Apologies if I go a bit long on this one, since I figure that my first Terrence Malick movie (!!!) deserves a bit of elaboration. After years of living in fear of languid editing and omnipresent voiceover, I finally bit the bullet and watched this, and the results were... not what I expected, to be honest. "Playful" isn't exactly the phrase you'd usually expect to hear in association with Malick's work, but nearly every meaning of the word is applicable here, especially when it comes to the impressionistic sound design and editing. "Funny" is another good word, too (name me another art-house director who would stop the movie dead in its tracks for a brief tap-dance routine before following that up with a very serious and emotional conversation that just so happens to have a bunch of bored farmhands tossing hammers into a wheat field in the background).
Still, Malick's artsier nature is more than present here, although it's less pretentious and more portentious... or, to be accurate, more Gothic.
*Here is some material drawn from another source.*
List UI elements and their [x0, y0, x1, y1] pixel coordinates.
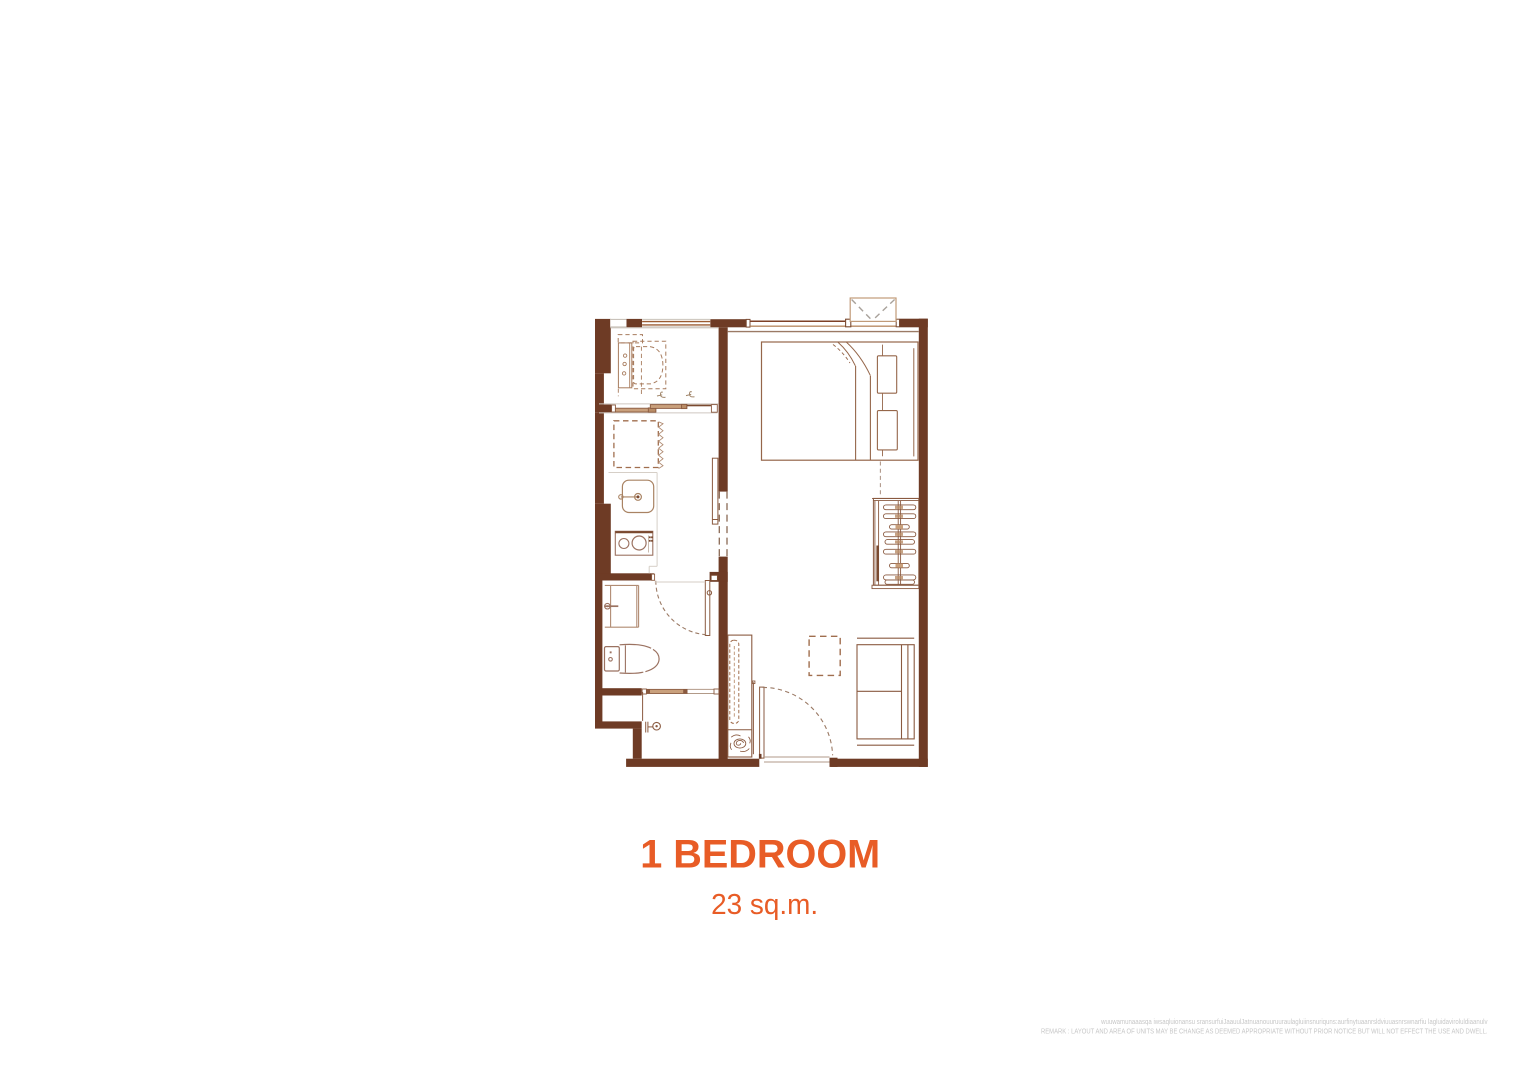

American Gothic, to be precise - Malick removes the (literal) ghosts from the equation, but the outsized emotion, fascination with moral ambiguity, and feelings of impending apocalypse are still the same. It's reassuring, though, that Malick doesn't subtract the feminine aspects of Gothic fiction, but instead places them at the core of the film. When Bill complains about how men in the field ogle Abby (while he prepares to sell her autonomy to keep himself safe, no less), the focus isn't on him. It's on Abby, face in the center of the frame, staring out into the middle distance as Bill's cigarette smoke drifts across the image, his power absent and omnipresent at the same time. By the end of the story, women are the only survivors, left on their own with the hopes that "things would work out". The kids are all right.